Association Between Stable Coronary Artery Disease and Hospital Readmissions Following Catheter Ablation for Atrial Fibrillation
Overview
Affiliations
Objective: To evaluate the association of stable coronary artery disease (CAD) with readmission following hospitalization for catheter ablation (CA) for atrial fibrillation (AF).
Patients And Methods: Using the Nationwide Readmissions Database, we identified all hospitalizations from the last quarter of 2015 through 2019 with a Medicare Severity-Diagnosis Related Group designation for a percutaneous intracardiac procedure, a procedure code for CA, and a primary discharge diagnosis of AF. Cases of acute coronary syndrome (ACS) at index hospitalization were excluded to define stable CAD. The primary outcome was all-cause 90-day hospital readmission; secondary end points included readmissions for AF, repeated CA, ACS, and heart failure (HF).
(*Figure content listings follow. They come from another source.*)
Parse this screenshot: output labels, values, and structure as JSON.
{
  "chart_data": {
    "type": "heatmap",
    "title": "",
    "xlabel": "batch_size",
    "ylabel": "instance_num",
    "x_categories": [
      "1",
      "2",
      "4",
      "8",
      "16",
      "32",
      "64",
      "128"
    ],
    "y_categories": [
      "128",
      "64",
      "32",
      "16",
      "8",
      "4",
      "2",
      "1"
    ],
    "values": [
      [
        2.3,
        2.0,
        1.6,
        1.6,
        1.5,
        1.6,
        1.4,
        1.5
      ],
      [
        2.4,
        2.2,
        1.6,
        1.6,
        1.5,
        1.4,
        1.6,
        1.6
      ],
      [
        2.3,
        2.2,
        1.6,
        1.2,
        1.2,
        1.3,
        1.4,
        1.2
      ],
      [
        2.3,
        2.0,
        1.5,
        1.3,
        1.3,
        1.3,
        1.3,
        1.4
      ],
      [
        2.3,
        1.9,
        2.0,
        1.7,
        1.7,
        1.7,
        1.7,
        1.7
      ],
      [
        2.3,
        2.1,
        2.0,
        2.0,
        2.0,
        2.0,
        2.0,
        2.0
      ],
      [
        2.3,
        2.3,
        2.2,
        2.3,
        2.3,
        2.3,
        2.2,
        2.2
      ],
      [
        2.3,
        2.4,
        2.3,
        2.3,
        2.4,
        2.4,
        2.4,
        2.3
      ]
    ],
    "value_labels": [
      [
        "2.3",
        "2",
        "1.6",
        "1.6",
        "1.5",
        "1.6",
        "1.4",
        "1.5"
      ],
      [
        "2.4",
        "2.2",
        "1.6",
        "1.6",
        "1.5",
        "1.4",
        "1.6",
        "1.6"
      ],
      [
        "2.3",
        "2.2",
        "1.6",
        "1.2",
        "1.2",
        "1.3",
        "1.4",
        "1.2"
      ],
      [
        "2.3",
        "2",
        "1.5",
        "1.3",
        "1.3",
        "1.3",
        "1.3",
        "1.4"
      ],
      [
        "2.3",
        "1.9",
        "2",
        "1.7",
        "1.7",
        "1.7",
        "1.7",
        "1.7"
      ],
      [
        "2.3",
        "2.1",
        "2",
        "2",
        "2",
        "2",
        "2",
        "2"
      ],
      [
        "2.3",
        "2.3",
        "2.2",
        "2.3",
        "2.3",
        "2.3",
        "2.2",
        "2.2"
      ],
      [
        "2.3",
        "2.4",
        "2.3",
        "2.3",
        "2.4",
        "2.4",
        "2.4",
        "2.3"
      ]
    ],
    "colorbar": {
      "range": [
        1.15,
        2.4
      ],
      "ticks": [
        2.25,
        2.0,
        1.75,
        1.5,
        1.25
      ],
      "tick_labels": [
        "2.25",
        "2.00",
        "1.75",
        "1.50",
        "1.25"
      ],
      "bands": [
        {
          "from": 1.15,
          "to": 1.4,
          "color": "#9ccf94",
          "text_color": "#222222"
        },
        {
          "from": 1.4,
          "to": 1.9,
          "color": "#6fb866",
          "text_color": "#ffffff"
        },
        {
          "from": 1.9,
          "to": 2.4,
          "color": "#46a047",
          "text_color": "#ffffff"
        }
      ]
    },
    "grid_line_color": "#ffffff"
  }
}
Results: Among 28,466 hospitalizations for CA for AF identified, 3171 (11.1%) involved patients with stable CAD. No hospitalizations included patients with HF diagnosis codes. The incidence of 90-day all-cause readmission was higher in patients with stable CAD (18.4% [400 of 2172] vs 14.4% [2549 of 17,667]; P=.006), as was the incidence of subsequent hospitalization with ACS (5.3% [21] vs 1.1% [28]; P<.001) or HF (17.0% [68] vs 10.2% [260]; P=.007). The incidence of readmission within 90 days with recurrent AF did not differ for those with or without stable CAD (21.9% [88] vs 26.5% [675]; P=.217). Pooled analysis of 90-day HF readmissions revealed a higher incidence among older patients, those with chronic kidney or pulmonary disease, and those with persistent and chronic AF subtypes.
Conclusion: Results of this large-scale analysis suggest that among patients hospitalized for CA for AF, stable CAD is associated with hospital readmissions within 90 days, including admissions for ACS and decompensated HF.